I Heart Huckabees (2004)
Well, I didn’t heart this, if that makes any difference to you. Before I start, where have I been? I don’t know either. Screwing around mostly, reading and trying to figure out a good way to not become complacent with my lot in life. Needless to say, I’m mixing things up enough to believe that I’m going to be just fine. I’m looking for answers… come to think of it, it’s sort of like the characters inI Heart Huckabees – all are suffering and existential crisis and don’t know what to make of their lives or their place in society.
Jason Swartzman plays Albert, a young believer trying to find out what a coincidence in his life really means.
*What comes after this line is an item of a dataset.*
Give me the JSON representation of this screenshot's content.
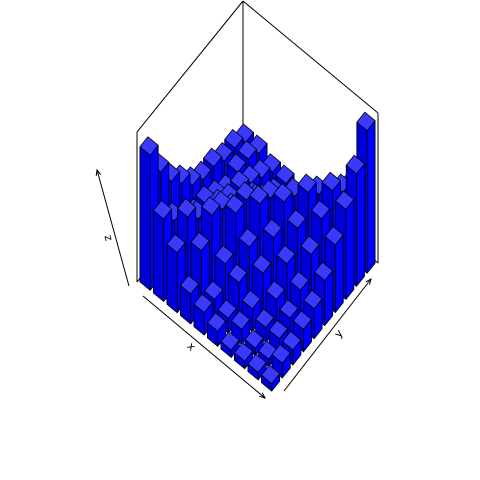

So he turns to Dustin Hoffman and Lilly Tomlin, who run an “Existential Detective Agency” and do their best to divine meaning and provide confusion for poor Albert and anyone else they come across.
I’m not really sure what to make of this film because it was engaging in a train-wreck sort of way. It’s a movie that’s pondering the existence of itself and the characters in the movie. Mostly, that pondering is for naught, because I Heart Huckabees really isn’t that good of a movie and treads quite clumsily upon the ground where many other good movies have gone.I’m thinking most specifically of Eternal Sunshine of the Spotless Mind, you know, asking the questions, “what are we and what is our experience and life mean?”
To a certain extent, not the least of which is the fact that Jason Swartzman is the star of this movie, the film tries to copy the tone and style of Wes Anderson’s movies.Perhaps the better way to put it would be to say that the movie “apes” those others because it’s does so clumsily.
I Heart Huckabees isn’t that funny of a movie – it has a lot of nonsense, running around and non-sequiturs that are supposed to be funny (in the vein of Arrested Development) but really just fall quite short. Instead of inducing laughter and guffaws, it induces quite a bit of head-scratching and eye-rolls. And believe me when I say that the movie tries to posit itself as being philosophically superior because of the way that it synthesizes various ideologies. But instead of coming off as such, it comes off as presenting far too many philosophical conflicts to be enlightening in the least.
That’s not to say that I Heart Huckabees isn’t worth a rental, because it certainly is. I just don’t know what to make of something that really isn’t a “movie” in the traditional sense.